MARCH 11, 1943
ROCHESTER, N. Y. Wednesday—After speaking at the Girl Scouts dinner last night, I took the night train to Rochester, N. Y. Here the various youth groups have formed themselves into a council similar to the one which functions in Schenectady, New York. I spent some time with the Schenectady group last year and am very glad to see the work that these young people are doing here.
Miss Hildur Coon, representing the United States Student Assembly, came up with me, and President and Mrs. Alan Valentine were kind enough to meet us and bring us to their house for breakfast.
The day is fairly full, beginning at 11:00 o'clock with a meeting of the Women's College Assemby of the University of Rochester. From 12:30 to 2:30 there will be a luncheon meeting with the United Youth Committee, at which there will be informal discussion concerning their own organization and its future possibilities for usefulness. From 3:00 to 4:15, there is to be general discussion of postwar problems with youth leaders of the various groups represented on the committee and a few leaders of additional groups which are not as yet represented in the council.
The day is ended with a United Youth Rally at Eastman Theatre at the University of Rochester. I am to have dinner with President and Mrs. Valentine, and to have the pleasure of seeing my old friends, Mr. and Mrs. Harper Sibley, so I think this day, even though a busy one, will not only be interesting but enjoyable.
Tonight I take the train back to New York City, where I hope to arrive in time for breakfast on Thursday morning.

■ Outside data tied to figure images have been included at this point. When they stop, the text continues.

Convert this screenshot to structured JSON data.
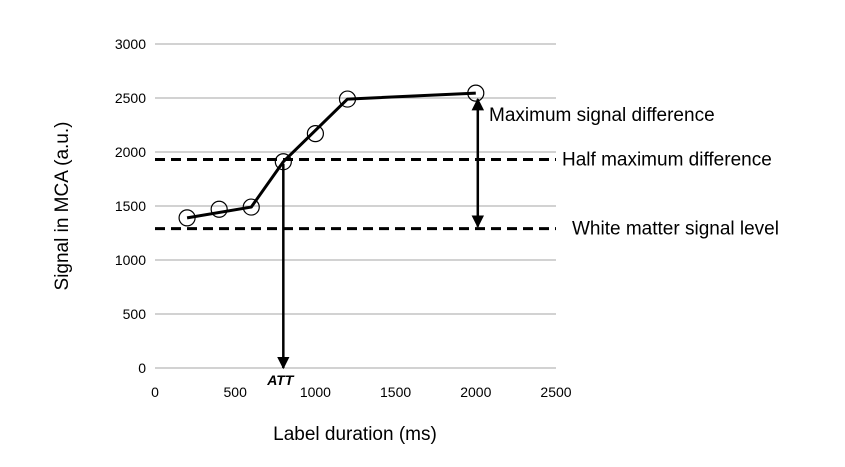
{
  "chart_data": {
    "type": "line",
    "title": "",
    "xlabel": "Label duration (ms)",
    "ylabel": "Signal in MCA (a.u.)",
    "xlim": [
      0,
      2500
    ],
    "ylim": [
      0,
      3000
    ],
    "x_ticks": [
      0,
      500,
      1000,
      1500,
      2000,
      2500
    ],
    "y_ticks": [
      0,
      500,
      1000,
      1500,
      2000,
      2500,
      3000
    ],
    "grid": "horizontal",
    "legend": "none",
    "series": [
      {
        "x": [
          200,
          400,
          600,
          800,
          1000,
          1200,
          2000
        ],
        "y": [
          1390,
          1470,
          1490,
          1910,
          2170,
          2490,
          2545
        ],
        "line_color": "#000000",
        "marker": "open-circle"
      }
    ],
    "fit_line": {
      "x": [
        200,
        600,
        800,
        1200,
        2000
      ],
      "y": [
        1390,
        1490,
        1910,
        2490,
        2545
      ]
    },
    "reference_lines": [
      {
        "y": 1930,
        "style": "dashed",
        "label": "Half maximum difference"
      },
      {
        "y": 1290,
        "style": "dashed",
        "label": "White matter signal level"
      }
    ],
    "annotations": [
      {
        "label": "Maximum signal difference",
        "type": "double-arrow",
        "x": 2000,
        "y1": 1290,
        "y2": 2545
      },
      {
        "label": "ATT",
        "type": "down-arrow",
        "x": 800,
        "y_from": 1910,
        "y_to": 0
      }
    ]
  }
}
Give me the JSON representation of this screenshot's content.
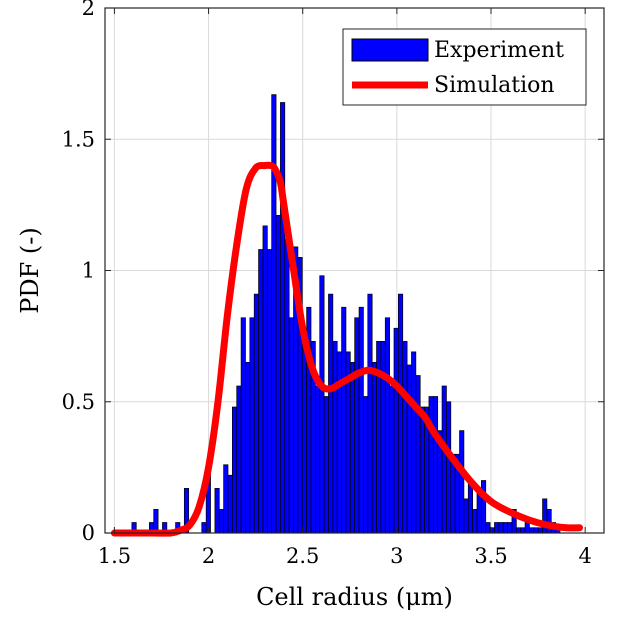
{
  "chart_data": {
    "type": "bar",
    "xlabel": "Cell radius (μm)",
    "ylabel": "PDF (-)",
    "xlim": [
      1.45,
      4.1
    ],
    "ylim": [
      0,
      2
    ],
    "xticks": [
      1.5,
      2,
      2.5,
      3,
      3.5,
      4
    ],
    "xtick_labels": [
      "1.5",
      "2",
      "2.5",
      "3",
      "3.5",
      "4"
    ],
    "yticks": [
      0,
      0.5,
      1,
      1.5,
      2
    ],
    "ytick_labels": [
      "0",
      "0.5",
      "1",
      "1.5",
      "2"
    ],
    "grid": true,
    "legend_position": "top-right",
    "colors": {
      "bars": "#0000ff",
      "bar_edge": "#000000",
      "curve": "#ff0000"
    },
    "series": [
      {
        "name": "Experiment",
        "type": "bar",
        "bin_width": 0.0232,
        "bin_start": 1.5,
        "values": [
          0,
          0,
          0,
          0,
          0.04,
          0,
          0,
          0,
          0.04,
          0.09,
          0,
          0.04,
          0,
          0,
          0.04,
          0,
          0.17,
          0,
          0,
          0,
          0.04,
          0.26,
          0,
          0.17,
          0.09,
          0.26,
          0.22,
          0.48,
          0.56,
          0.82,
          0.65,
          0.82,
          0.91,
          1.08,
          1.17,
          1.08,
          1.67,
          1.21,
          1.64,
          1.12,
          0.82,
          1.09,
          1.05,
          0.78,
          0.86,
          0.73,
          0.56,
          0.98,
          0.52,
          0.91,
          0.73,
          0.69,
          0.86,
          0.69,
          0.65,
          0.82,
          0.86,
          0.52,
          0.91,
          0.65,
          0.73,
          0.73,
          0.82,
          0.56,
          0.78,
          0.91,
          0.73,
          0.64,
          0.69,
          0.6,
          0.48,
          0.48,
          0.52,
          0.52,
          0.39,
          0.56,
          0.5,
          0.3,
          0.3,
          0.39,
          0.13,
          0.2,
          0.09,
          0.16,
          0.2,
          0.04,
          0.02,
          0.04,
          0.04,
          0.04,
          0.04,
          0.09,
          0.02,
          0.02,
          0.04,
          0.02,
          0.02,
          0.02,
          0.13,
          0.09,
          0.04,
          0.02
        ]
      },
      {
        "name": "Simulation",
        "type": "line",
        "x": [
          1.5,
          1.6,
          1.7,
          1.8,
          1.85,
          1.9,
          1.95,
          2.0,
          2.05,
          2.1,
          2.15,
          2.2,
          2.25,
          2.3,
          2.33,
          2.35,
          2.38,
          2.4,
          2.45,
          2.5,
          2.55,
          2.6,
          2.65,
          2.7,
          2.75,
          2.8,
          2.85,
          2.9,
          2.95,
          3.0,
          3.05,
          3.1,
          3.15,
          3.2,
          3.3,
          3.4,
          3.5,
          3.6,
          3.7,
          3.8,
          3.9,
          3.97
        ],
        "y": [
          0,
          0,
          0,
          0,
          0.01,
          0.03,
          0.1,
          0.25,
          0.5,
          0.83,
          1.1,
          1.31,
          1.39,
          1.4,
          1.4,
          1.39,
          1.34,
          1.25,
          1.01,
          0.78,
          0.63,
          0.56,
          0.55,
          0.57,
          0.59,
          0.61,
          0.62,
          0.61,
          0.59,
          0.56,
          0.52,
          0.48,
          0.44,
          0.38,
          0.28,
          0.19,
          0.12,
          0.08,
          0.05,
          0.03,
          0.02,
          0.02
        ]
      }
    ]
  }
}
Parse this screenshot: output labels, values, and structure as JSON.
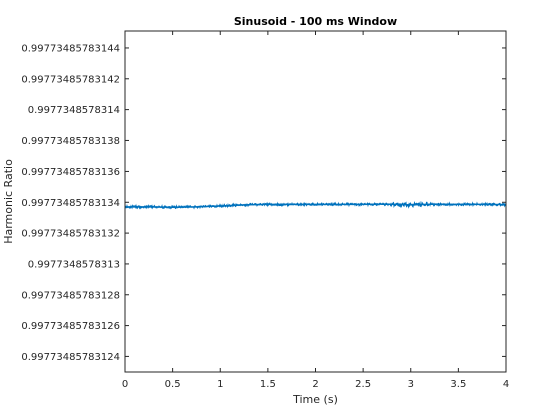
{
  "chart_data": {
    "type": "line",
    "title": "Sinusoid - 100 ms Window",
    "xlabel": "Time (s)",
    "ylabel": "Harmonic Ratio",
    "xlim": [
      0,
      4
    ],
    "ylim": [
      0.99773485783123,
      0.997734857831451
    ],
    "xticks": [
      0,
      0.5,
      1,
      1.5,
      2,
      2.5,
      3,
      3.5,
      4
    ],
    "xtick_labels": [
      "0",
      "0.5",
      "1",
      "1.5",
      "2",
      "2.5",
      "3",
      "3.5",
      "4"
    ],
    "yticks": [
      0.99773485783144,
      0.99773485783142,
      0.9977348578314,
      0.99773485783138,
      0.99773485783136,
      0.99773485783134,
      0.99773485783132,
      0.9977348578313,
      0.99773485783128,
      0.99773485783126,
      0.99773485783124
    ],
    "ytick_labels": [
      "0.99773485783144",
      "0.99773485783142",
      "0.9977348578314",
      "0.99773485783138",
      "0.99773485783136",
      "0.99773485783134",
      "0.99773485783132",
      "0.9977348578313",
      "0.99773485783128",
      "0.99773485783126",
      "0.99773485783124"
    ],
    "grid": false,
    "series": [
      {
        "color": "#0072BD",
        "x": [
          0,
          0.25,
          0.5,
          0.75,
          1,
          1.25,
          1.5,
          1.75,
          2,
          2.25,
          2.5,
          2.75,
          3,
          3.25,
          3.5,
          3.75,
          4
        ],
        "y": [
          0.997734857831337,
          0.997734857831337,
          0.9977348578313368,
          0.997734857831337,
          0.9977348578313375,
          0.9977348578313383,
          0.9977348578313386,
          0.9977348578313386,
          0.9977348578313386,
          0.9977348578313386,
          0.9977348578313386,
          0.9977348578313388,
          0.9977348578313383,
          0.9977348578313388,
          0.9977348578313386,
          0.9977348578313386,
          0.9977348578313384
        ]
      }
    ]
  }
}
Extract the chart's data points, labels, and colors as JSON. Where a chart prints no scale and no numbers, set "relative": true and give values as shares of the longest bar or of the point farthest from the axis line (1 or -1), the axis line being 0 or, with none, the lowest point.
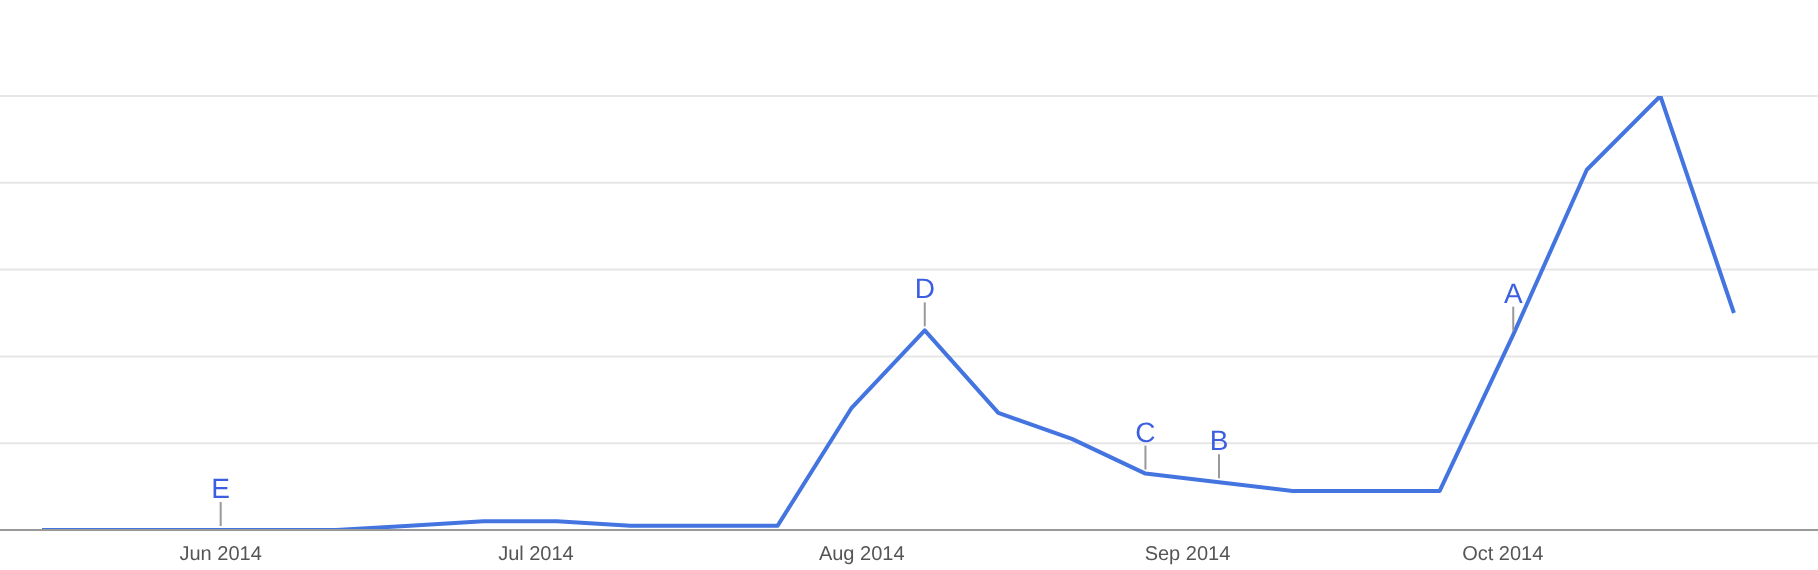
{
  "chart_data": {
    "type": "line",
    "relative": true,
    "grid": "y",
    "legend": false,
    "marker": "none",
    "line_style": "solid",
    "x": [
      "2014-05-15",
      "2014-05-22",
      "2014-05-29",
      "2014-06-05",
      "2014-06-12",
      "2014-06-19",
      "2014-06-26",
      "2014-07-03",
      "2014-07-10",
      "2014-07-17",
      "2014-07-24",
      "2014-07-31",
      "2014-08-07",
      "2014-08-14",
      "2014-08-21",
      "2014-08-28",
      "2014-09-04",
      "2014-09-11",
      "2014-09-18",
      "2014-09-25",
      "2014-10-02",
      "2014-10-09",
      "2014-10-16",
      "2014-10-23"
    ],
    "series": [
      {
        "color": "#4374e0",
        "values": [
          0,
          0,
          0,
          0,
          0,
          0.01,
          0.02,
          0.02,
          0.01,
          0.01,
          0.01,
          0.28,
          0.46,
          0.27,
          0.21,
          0.13,
          0.11,
          0.09,
          0.09,
          0.09,
          0.45,
          0.83,
          1,
          0.5
        ]
      }
    ],
    "xlim": [
      "2014-05-11",
      "2014-10-31"
    ],
    "xticks": [
      {
        "value": "2014-06-01",
        "label": "Jun 2014"
      },
      {
        "value": "2014-07-01",
        "label": "Jul 2014"
      },
      {
        "value": "2014-08-01",
        "label": "Aug 2014"
      },
      {
        "value": "2014-09-01",
        "label": "Sep 2014"
      },
      {
        "value": "2014-10-01",
        "label": "Oct 2014"
      }
    ],
    "annotations": [
      {
        "text": "E",
        "x": "2014-06-01",
        "y": 0
      },
      {
        "text": "D",
        "x": "2014-08-07",
        "y": 0.46
      },
      {
        "text": "C",
        "x": "2014-08-28",
        "y": 0.13
      },
      {
        "text": "B",
        "x": "2014-09-04",
        "y": 0.11
      },
      {
        "text": "A",
        "x": "2014-10-02",
        "y": 0.45
      }
    ]
  }
}
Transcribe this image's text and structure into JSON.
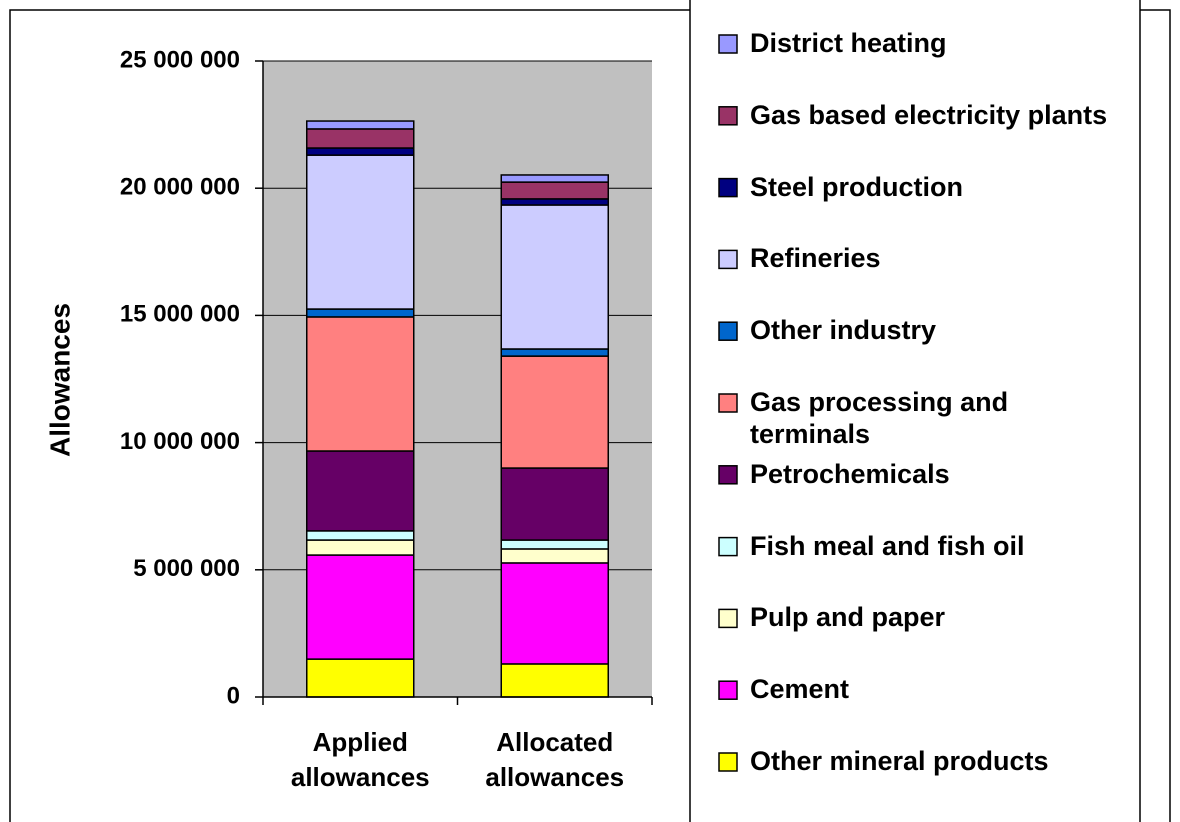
{
  "chart_data": {
    "type": "stacked_bar",
    "y_label": "Allowances",
    "categories": [
      "Applied allowances",
      "Allocated allowances"
    ],
    "series": [
      {
        "name": "Other mineral products",
        "color": "#ffff00",
        "values": [
          1490000,
          1300000
        ]
      },
      {
        "name": "Cement",
        "color": "#ff00ff",
        "values": [
          4090000,
          3970000
        ]
      },
      {
        "name": "Pulp and paper",
        "color": "#ffffcc",
        "values": [
          590000,
          550000
        ]
      },
      {
        "name": "Fish meal and fish oil",
        "color": "#ccffff",
        "values": [
          360000,
          350000
        ]
      },
      {
        "name": "Petrochemicals",
        "color": "#660066",
        "values": [
          3140000,
          2830000
        ]
      },
      {
        "name": "Gas processing and terminals",
        "color": "#ff8080",
        "values": [
          5270000,
          4400000
        ]
      },
      {
        "name": "Other industry",
        "color": "#0066cc",
        "values": [
          310000,
          280000
        ]
      },
      {
        "name": "Refineries",
        "color": "#ccccff",
        "values": [
          6050000,
          5660000
        ]
      },
      {
        "name": "Steel production",
        "color": "#000080",
        "values": [
          280000,
          240000
        ]
      },
      {
        "name": "Gas based electricity plants",
        "color": "#993366",
        "values": [
          750000,
          660000
        ]
      },
      {
        "name": "District heating",
        "color": "#9999ff",
        "values": [
          310000,
          280000
        ]
      }
    ],
    "ylim": [
      0,
      25000000
    ],
    "yticks": [
      0,
      {
        "value": 5000000,
        "label": "5 000 000"
      },
      {
        "value": 10000000,
        "label": "10 000 000"
      },
      {
        "value": 15000000,
        "label": "15 000 000"
      },
      {
        "value": 20000000,
        "label": "20 000 000"
      },
      {
        "value": 25000000,
        "label": "25 000 000"
      }
    ],
    "grid": true,
    "plot_background": "#c0c0c0"
  }
}
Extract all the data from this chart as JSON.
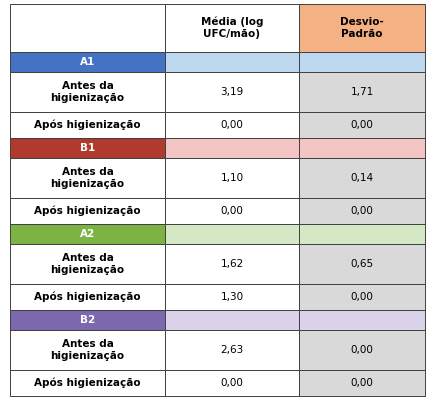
{
  "col_headers": [
    "Média (log\nUFC/mão)",
    "Desvio-\nPadrão"
  ],
  "sections": [
    {
      "label": "A1",
      "label_bg": "#4472C4",
      "label_text_color": "#FFFFFF",
      "section_bg_col1": "#BDD7EE",
      "section_bg_col2": "#BDD7EE",
      "rows": [
        {
          "label": "Antes da\nhigienização",
          "val1": "3,19",
          "val2": "1,71"
        },
        {
          "label": "Após higienização",
          "val1": "0,00",
          "val2": "0,00"
        }
      ],
      "val2_bg": "#D9D9D9"
    },
    {
      "label": "B1",
      "label_bg": "#B03A2E",
      "label_text_color": "#FFFFFF",
      "section_bg_col1": "#F2C4C4",
      "section_bg_col2": "#F2C4C4",
      "rows": [
        {
          "label": "Antes da\nhigienização",
          "val1": "1,10",
          "val2": "0,14"
        },
        {
          "label": "Após higienização",
          "val1": "0,00",
          "val2": "0,00"
        }
      ],
      "val2_bg": "#D9D9D9"
    },
    {
      "label": "A2",
      "label_bg": "#7CB342",
      "label_text_color": "#FFFFFF",
      "section_bg_col1": "#D5E8C5",
      "section_bg_col2": "#D5E8C5",
      "rows": [
        {
          "label": "Antes da\nhigienização",
          "val1": "1,62",
          "val2": "0,65"
        },
        {
          "label": "Após higienização",
          "val1": "1,30",
          "val2": "0,00"
        }
      ],
      "val2_bg": "#D9D9D9"
    },
    {
      "label": "B2",
      "label_bg": "#7B68AE",
      "label_text_color": "#FFFFFF",
      "section_bg_col1": "#D9D2E9",
      "section_bg_col2": "#D9D2E9",
      "rows": [
        {
          "label": "Antes da\nhigienização",
          "val1": "2,63",
          "val2": "0,00"
        },
        {
          "label": "Após higienização",
          "val1": "0,00",
          "val2": "0,00"
        }
      ],
      "val2_bg": "#D9D9D9"
    }
  ],
  "header_bg_col1": "#FFFFFF",
  "header_bg_col2": "#F4B183",
  "border_color": "#404040",
  "font_size": 7.5
}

I am more and more impressed by the fact that young people are undertaking to organize their own groups for the discussion of their activities, both in the war and the postwar period. Boys and girls are participating together. Since, in all likelihood, the home front will have to be protected largely by the girls and the women of the country, while the boys are fighting the war, I think it is a very good sign that the young people are making their plans and having their discussions together, so there will be a thorough understanding of their ideals and purposes.
One thing these young people will need besides the experience which they can only gain as they grow older—that is a clearcut understanding of the objectives for which they work, open minds as to the methods which can be worked out to obtain these ends, and the courage to meet new problems and solve them in new ways if necessary.